Let $f$ be a measurable function belonging to a Besov space of non-positive regularity $B^{\gamma}_{p,\infty}$, where $\gamma\le 0$, $p\in[1,\infty]$. Is it true that $|f|$ belongs to the same space and $\|\,|f|\,\|_{B^{\gamma}_{p,\infty}}\le C\|f\|_{B^{\gamma}_{p,\infty}}$ for some universal $C=C(\gamma,p)>0$?
Note that if $\gamma\in(0,1)$, then the answer is positive. Indeed, in this case $$ \|f\|_{B^{\gamma}_{p,\infty}}=\|f\|_{L_p(\mathbb{R}^d)}+\sup_{h\in[0,1]^d} h^{-\gamma}\|f(h+\cdot)-f\|_{L_p(\mathbb{R}^d)}, $$ and clearly $|\,|f(h+\cdot)|-|f|\,|\le |f(h+\cdot)-f\,|$. Thus, $\|\,|f|\,\|_{B^{\gamma}_{p,\infty}}\le \|f\|_{B^{\gamma}_{p,\infty}}$
I wonder whether the same is true for non-positive $\gamma$.
UPD: If $\gamma<0$, the answer is negative. The counter-example suggested by user Gerw is $f(x)=\sin nx$.
What if $\gamma=0$? Clearly, the answer is positive for the space $B^0_{2,2}=L_2$, but what about the space $B^0_{p,\infty}$?
I think that this is not possible for arbitrary elements. Let us consider a negative Besov space $B$. If $f \in B$ would imply $|f| \in B$, we could partition $f = f^+ - f^-$ with positive and negative part $f^{\pm} = (|f| \pm f)/2$. This implies $B = B^+ - B^+$ with $B^+ = \{ f \in B \;|\; f \ge 0\}$. However, elements in $B^+$ are measures, thus, $B^+ - B^+$ would consists only of signed measures.
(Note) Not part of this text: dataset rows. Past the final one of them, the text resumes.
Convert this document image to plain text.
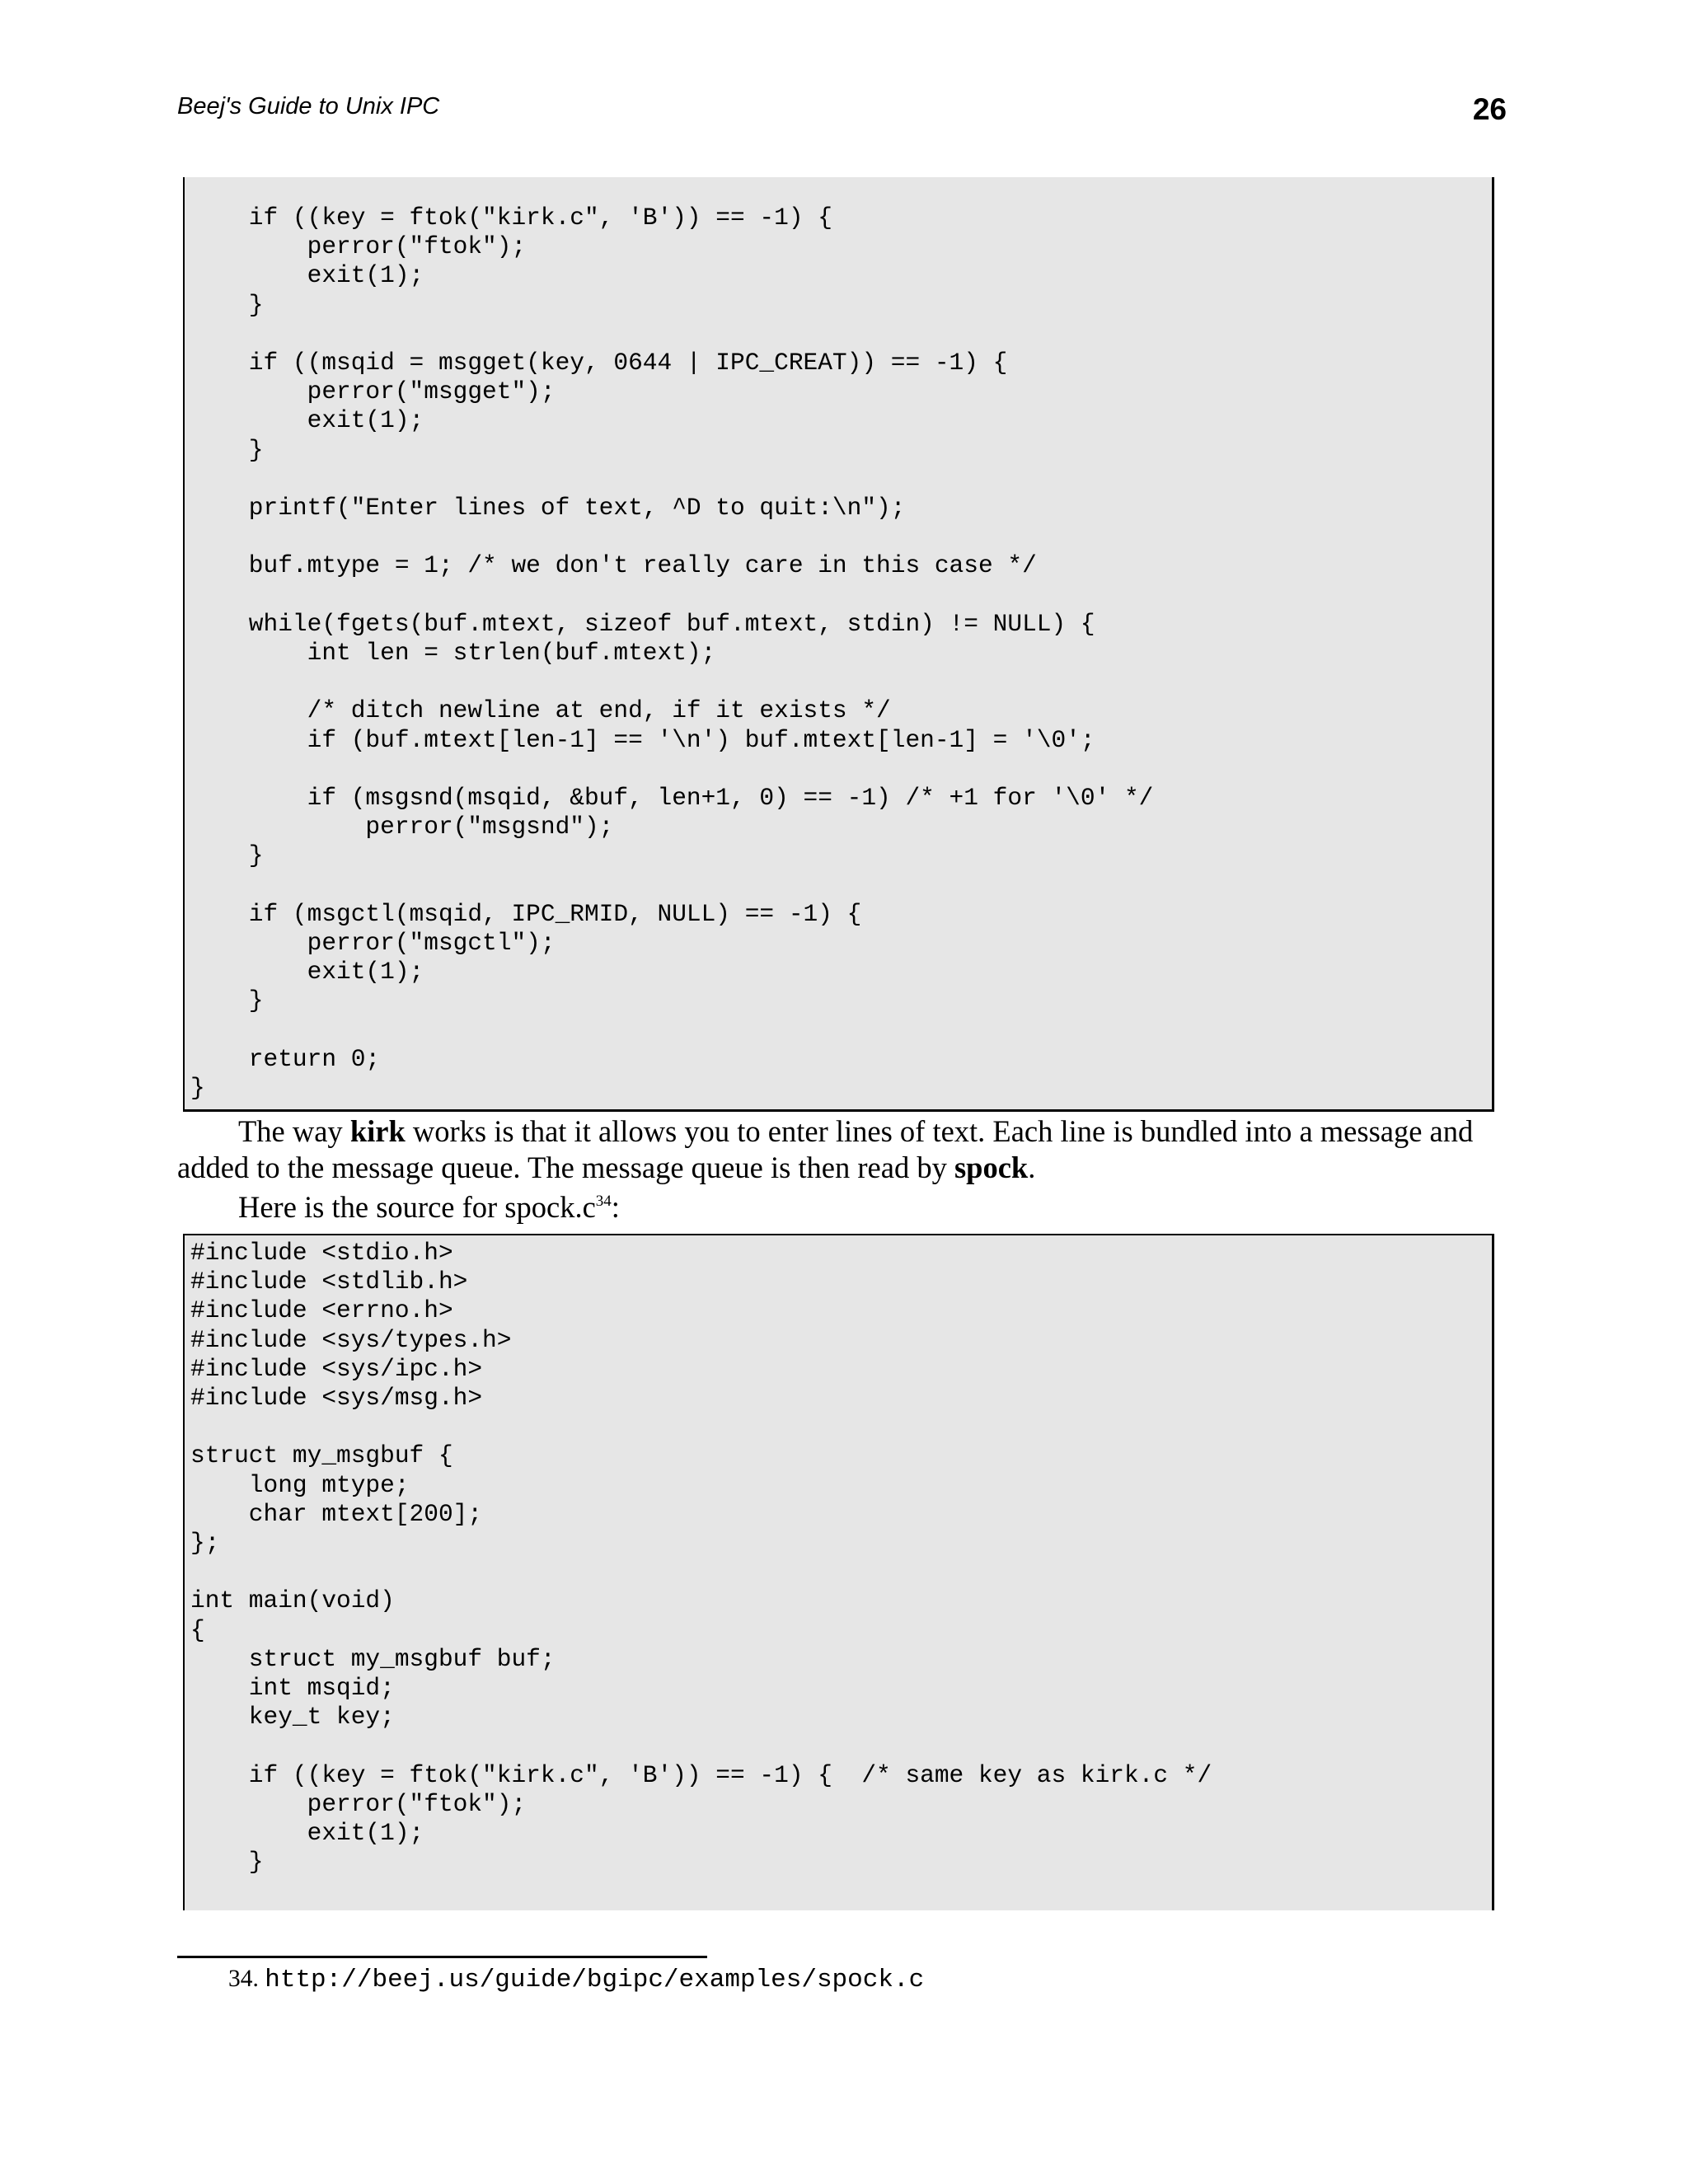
Beej's Guide to Unix IPC	26
if ((key = ftok("kirk.c", 'B')) == -1) {
perror("ftok");
exit(1);
}

if ((msqid = msgget(key, 0644 | IPC_CREAT)) == -1) {
perror("msgget");
exit(1);
}

printf("Enter lines of text, ^D to quit:\n");

buf.mtype = 1; /* we don't really care in this case */

while(fgets(buf.mtext, sizeof buf.mtext, stdin) != NULL) {
int len = strlen(buf.mtext);

/* ditch newline at end, if it exists */
if (buf.mtext[len-1] == '\n') buf.mtext[len-1] = '\0';

if (msgsnd(msqid, &buf, len+1, 0) == -1) /* +1 for '\0' */
perror("msgsnd");
}

if (msgctl(msqid, IPC_RMID, NULL) == -1) {
perror("msgctl");
exit(1);
}

return 0;
}
The way kirk works is that it allows you to enter lines of text. Each line is bundled into a message and added to the message queue. The message queue is then read by spock.
Here is the source for $spock.c^{34}$:
#include <stdio.h>
#include <stdlib.h>
#include <errno.h>
#include <sys/types.h>
#include <sys/ipc.h>
#include <sys/msg.h>

struct my_msgbuf {
long mtype;
char mtext[200];
};

int main(void)
{
struct my_msgbuf buf;
int msqid;
key_t key;

if ((key = ftok("kirk.c", 'B')) == -1) {  /* same key as kirk.c */
perror("ftok");
exit(1);
}
34. http://beej.us/guide/bgipc/examples/spock.c
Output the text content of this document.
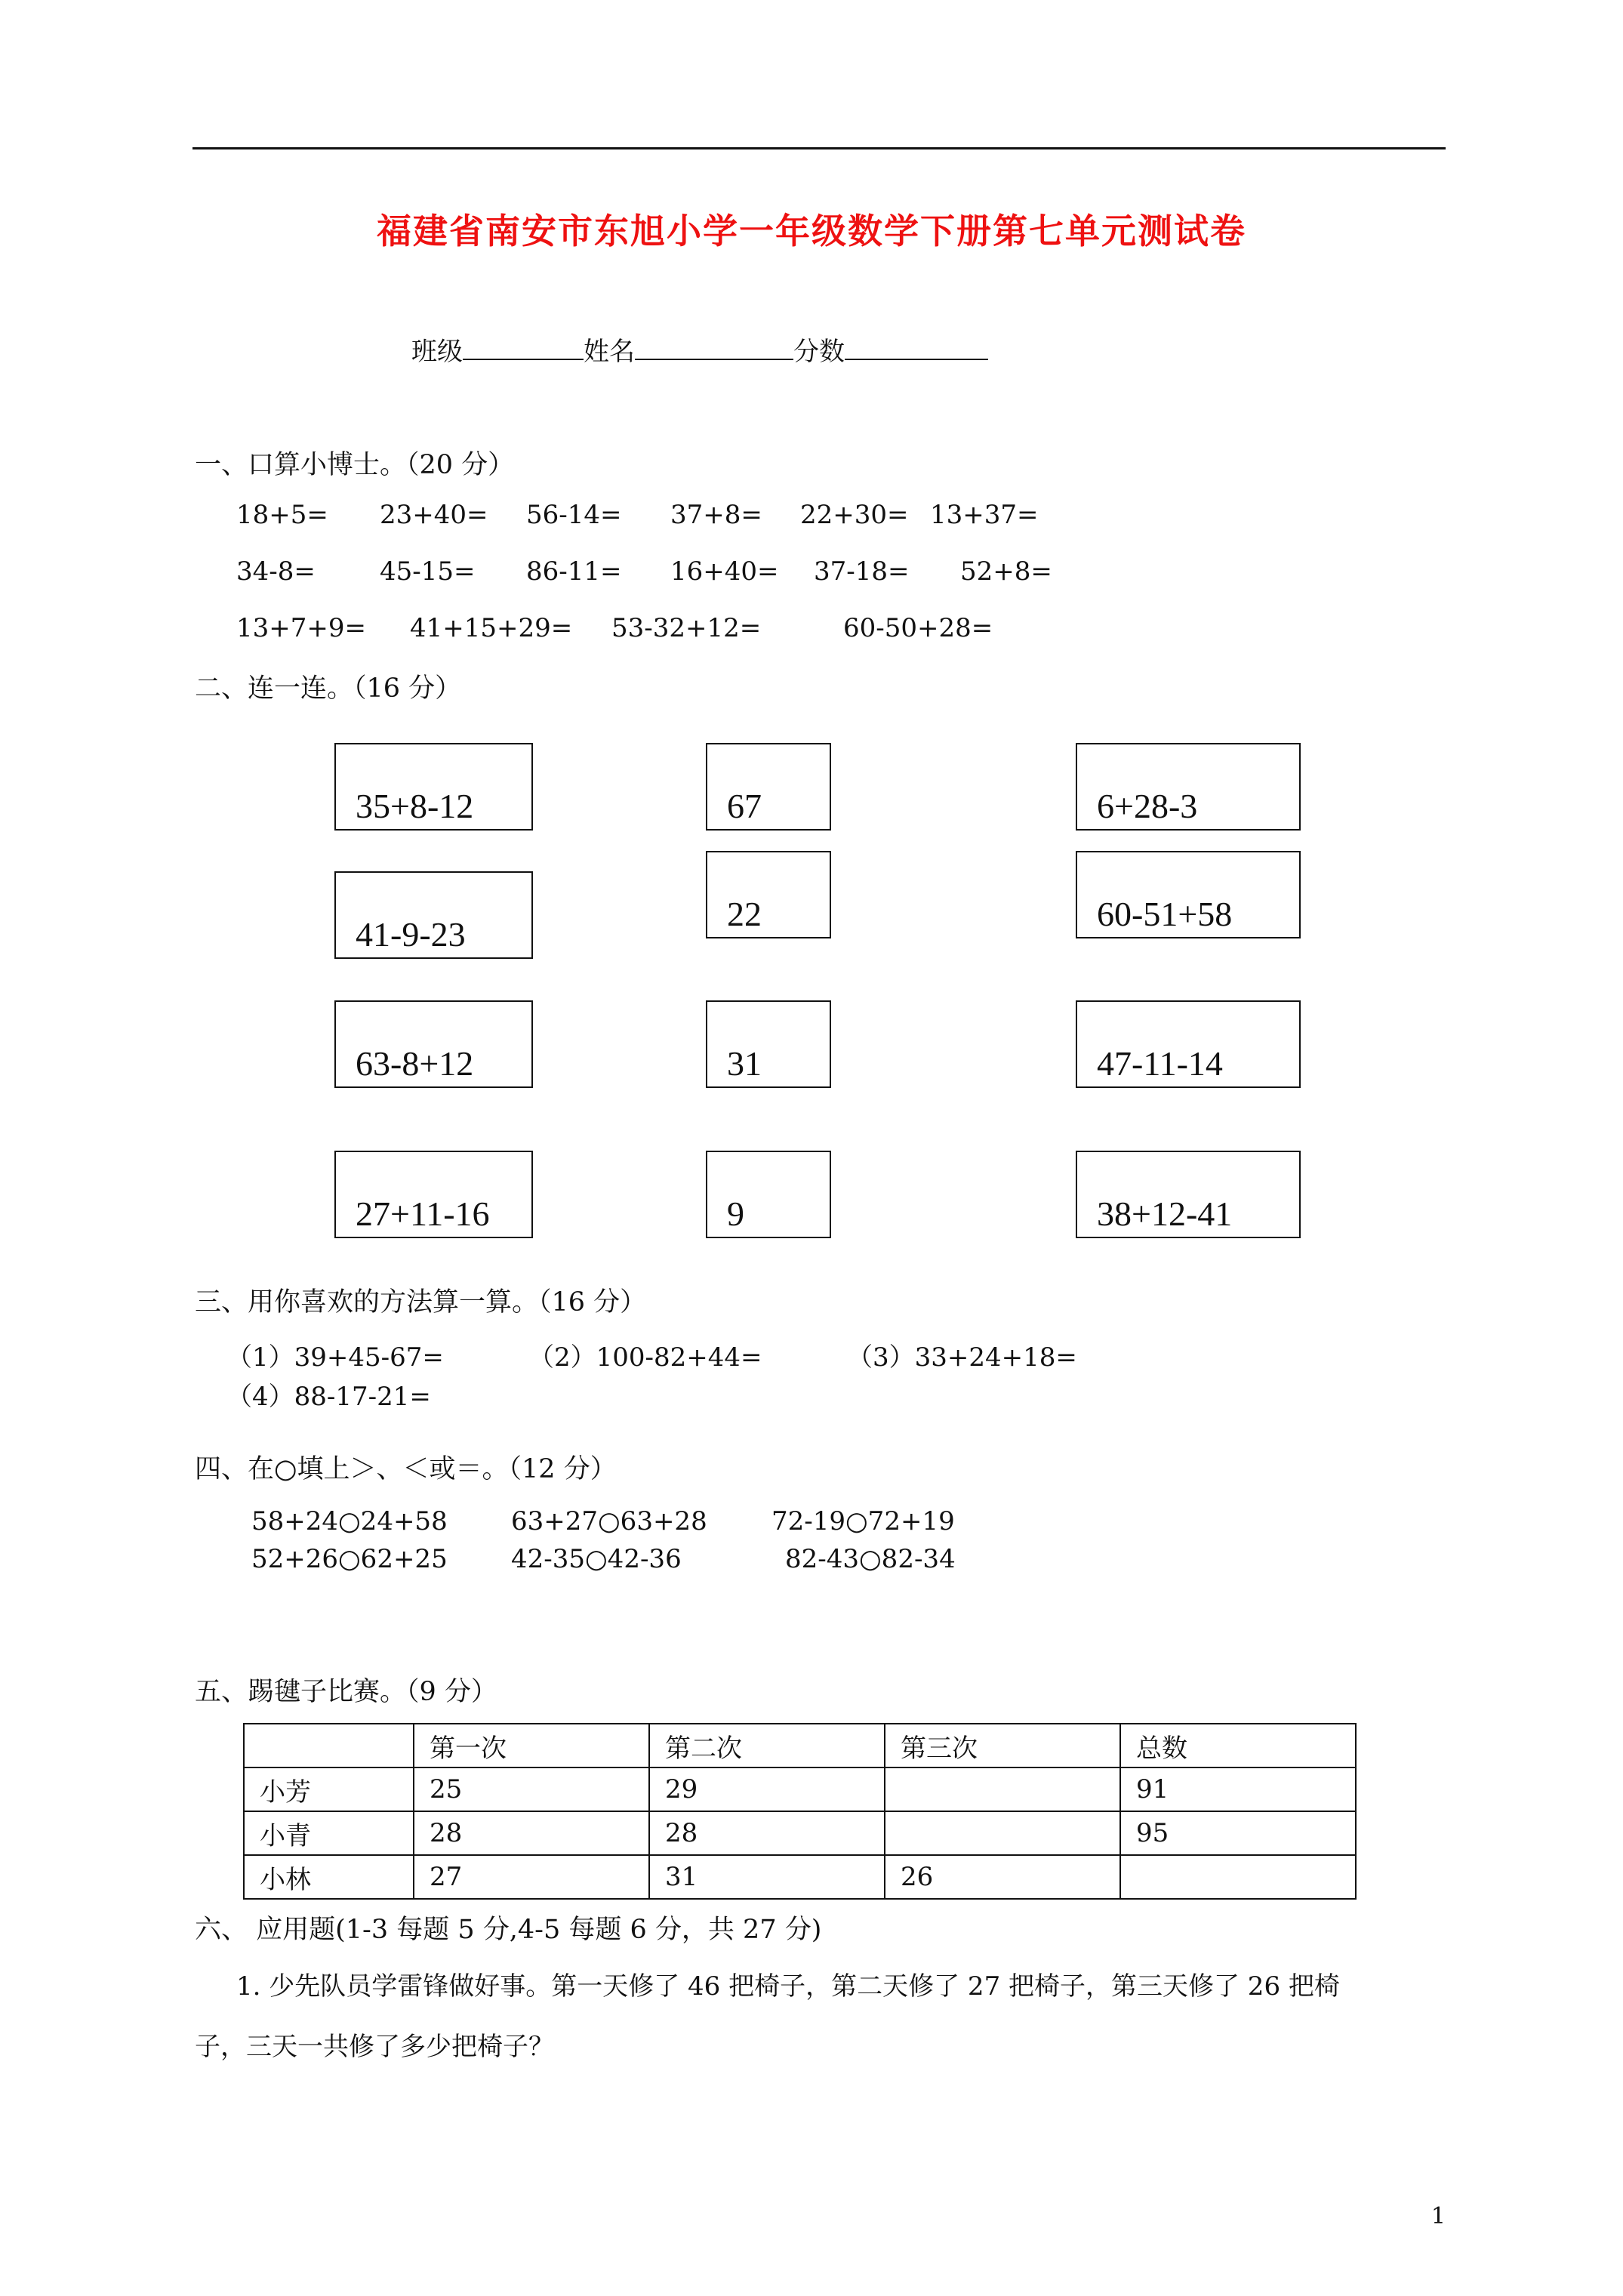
福建省南安市东旭小学一年级数学下册第七单元测试卷
班级	姓名	分数
一、口算小博士。（20 分）
18+5= 23+40= 56-14= 37+8= 22+30= 13+37=
34-8=	45-15= 86-11= 16+40= 37-18= 52+8=
13+7+9= 41+15+29= 53-32+12=	60-50+28=
二、连一连。（16 分）
35+8-12
41-9-23
63-8+12
27+11-16
67
22
31
9
6+28-3
60-51+58
47-11-14
38+12-41
三、用你喜欢的方法算一算。（16 分）
（1）39+45-67=	（2）100-82+44=	（3）33+24+18=
（4）88-17-21=
四、在○填上＞、＜或＝。（12 分）
58+24○24+58 63+27○63+28	72-19○72+19
52+26○62+25 42-35○42-36	82-43○82-34
五、踢毽子比赛。（9 分）
	第一次	第二次	第三次	总数
小芳	25	29		91
小青	28	28		95
小林	27	31	26	
六、 应用题(1-3 每题 5 分,4-5 每题 6 分，共 27 分)
1. 少先队员学雷锋做好事。第一天修了 46 把椅子，第二天修了 27 把椅子，第三天修了 26 把椅
子，三天一共修了多少把椅子？
1
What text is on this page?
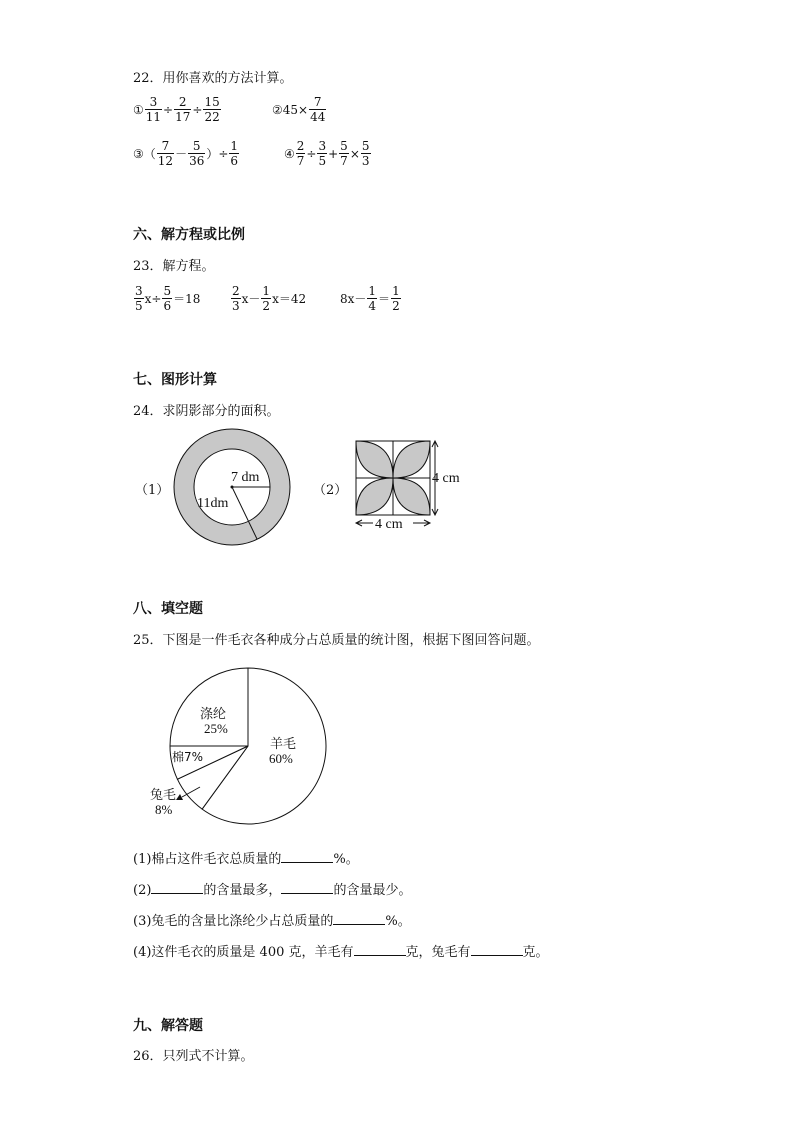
22．用你喜欢的方法计算。
① $\frac{3}{11} \div \frac{2}{17} \div \frac{15}{22}$	② $45\times \frac{7}{44}$
③ （ $\frac{7}{12} - \frac{5}{36}$ ）÷ $\frac{1}{6}$	④ $\frac{2}{7} \div \frac{3}{5} + \frac{5}{7} \times \frac{5}{3}$
六、解方程或比例
23．解方程。
$\frac{3}{5} x\div \frac{5}{6} =18$	$\frac{2}{3} x- \frac{1}{2} x=42$	$8x- \frac{1}{4} = \frac{1}{2}$
七、图形计算
24．求阴影部分的面积。
（1）
7 dm
11dm
（2）
4 cm
4 cm
八、填空题
25．下图是一件毛衣各种成分占总质量的统计图，根据下图回答问题。
涤纶
25%
羊毛
60%
棉7%
兔毛
8%
(1)棉占这件毛衣总质量的	%。
(2)	的含量最多，	的含量最少。
(3)兔毛的含量比涤纶少占总质量的	%。
(4)这件毛衣的质量是 400 克，羊毛有	克，兔毛有	克。
九、解答题
26．只列式不计算。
However, in most cases, $B$ should contain elements that are not signed measures, see, e.g., Decomposition of functionals on sobolev spaces for the case $B = H^{-1}(\Omega) = (H_0^1(\Omega))^\star$.
I am not so sure about the case of measurable functions $f$. But maybe one can modify the construction from Decomposition of measures acting on sobolev spaces to obtain a function $f \in H^{-1}(\Omega)$ with $f^+ \not\in H^{-1}(\Omega)$.